A user cluster where you think each worker node will need 6 vCPUs, 16 GiB of RAM, and 40 GiB of storage. This user cluster will have 20 nodes. You want an HA control plane for this user cluster, so there will be three nodes in the admin cluster that serve as control planes for this user cluster. Each user-cluster-control plane node will be configured with 4 vCPUs and 8 GiB of RAM.
A second user cluster where you think each worker node will need 4 vCPUs, 8 GiB of RAM, and 40 GiB of storage. This user cluster will have eight nodes. You don't need an HA control plane for this user cluster, so there will be only one node in the admin cluster that serves as control plane for this user cluster. The user cluster control-plane node will be configured with 3 vCPUs and 5 GMiB of RAM.

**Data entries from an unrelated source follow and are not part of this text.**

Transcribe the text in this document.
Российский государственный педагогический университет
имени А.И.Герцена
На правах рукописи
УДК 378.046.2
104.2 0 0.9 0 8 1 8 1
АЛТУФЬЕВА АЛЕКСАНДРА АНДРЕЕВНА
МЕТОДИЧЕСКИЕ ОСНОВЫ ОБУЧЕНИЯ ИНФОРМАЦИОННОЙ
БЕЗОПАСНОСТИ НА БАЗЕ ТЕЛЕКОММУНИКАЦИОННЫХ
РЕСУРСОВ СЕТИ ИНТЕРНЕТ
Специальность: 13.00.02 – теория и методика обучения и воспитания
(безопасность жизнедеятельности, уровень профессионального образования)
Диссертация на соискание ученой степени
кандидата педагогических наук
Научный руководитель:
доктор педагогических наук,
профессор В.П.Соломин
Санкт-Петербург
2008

Requirements for Resource Pool 1 and Datastore 1

Resource Pool 1 has reserved a portion of the CPU and RAM provided by the four ESXi hosts in Cluster 1. Resource Pool 1 must have enough CPU and RAM to meet the requirements of the admin workstation and the admin cluster. And Datastore 1 must have enough storage to meet the requirements of the admin workstation and the admin cluster.

The admin cluster has its own control-plane node, two nodes for add-ons, three nodes for the control plane of your first user cluster, and one node for the control plane of your second user cluster. So the admin cluster has seven nodes.

Diagram showing admin workstation and admin cluster

Recall that the admin workstation has these resource requirements:

Example: Admin workstation requirements
vCPU	4 vCPUs
RAM	8 GiB
Storage	50 GiB

The admin cluster has these resource requirements:

Example: Admin cluster requirements
vCPU	1 admin cluster control-plane node x 2 vCPUs/node + 2 add-on nodes x 4 vCPUs/node + 3 user cluster control-plane nodes x 4 vCPUs/node + 1 user cluster control-plane node x 3 vCPUs/node	25 vCPUs
RAM	1 admin cluster control-plane node x 4 GiB/node + 2 add-on nodes x 16 GiB/node + 3 user cluster control-plane nodes x 8 GiB/node + 1 user cluster control-plane node x 5 GiB/node	65 GiB
Storage	40 GiB for a VM template + 100 GiB for etcd object data + 240 GiB for Google Cloud Observability + 1 admin cluster control-plane node x 40 GiB/node + 2 add-on nodes x 40 GiB/node + 4 user cluster control-plane nodes x 60 GiB/node	740 GiB

The following table gives the total CPU, RAM, and storage requirements for the admin workstation and admin cluster. Resource Pool 1 and Datastore 1 must be able to provide these resources:

Example: Total requirements for Resource Pool 1 and Datastore 1
vCPU	29 vCPUs
RAM	73 GiB
Storage	790 GiB

Requirements for Resource Pool 2 and Datastore 2

Resource Pool 2 has reserved a portion of the CPU and RAM provided by the eight ESXi hosts in Cluster 2. Resource Pool 2 must have enough CPU and RAM to meet the requirements of both user clusters. And Datastore 1 must have enough storage to meet the requirements of both user clusters.

Diagram showing two user clusters

The first user cluster has these resource requirements:

Example: First user cluster requirements
CPU	20 nodes x 6 vCPUs/node	120 vCPUs
RAM	20 nodes x 16 GiB/node	320 GiB
Storage	240 GiB for Google Cloud Observability + 20 nodes x 40 GiB/node	1,040 GiB

The second user cluster has these resource requirements:

Example: Second user cluster requirements
CPU	8 nodes x 4 vCPUs/node	32 vCPUs
RAM	8 nodes x 8 GiB/node	64 GiB
Storage	240 GiB for Google Cloud Observability + 8 nodes x 40 GiB/node	560 GiB

The following table gives the total CPU, RAM, and storage requirements for the two user clusters. Resource Pool 2 and Datastore 2 must be able to provide these resources:

Example: Total requirements for Resource Pool 2 and Datastore 2
CPU	152 vCPUs
RAM	384 GiB
Storage	1,600 GiB

Resource overcommitment

vSphere supports resource overcommitment, for example memory overcommitment and CPU overcommitment. So the total resources reserved by the resource pools in a cluster can be greater than the physical resources provided by the ESXi hosts in the cluster.

The requirements given in this document are for reserved virtual resources. For the minimum CPU, RAM, and storage requirements for a proof-of-concept demonstration, see Set up minimal infrastructure.

Monitor resource contention

You should monitor resource contention signals to make sure that your resource pools and datastores can support your configured virtual resources. For more information, see Create a VM health status dashboard.

Disk provisioning

The following table shows the VMware thin and thick disk provisioning policies for different storage disks.

Storage disks	Size	Disk provision policy
Storage disks	Size	Default	User choice
Admin etcd	100 GB	Thin	No
User etcd	40 GB	Thin	No
Node OS/boot disk	40 GB - default and minimum (user configurable)	Thick (lazy zeroed)	No
Other (for example, logs)	240 GB	Thin	No
User workloads	—	Thin	Yes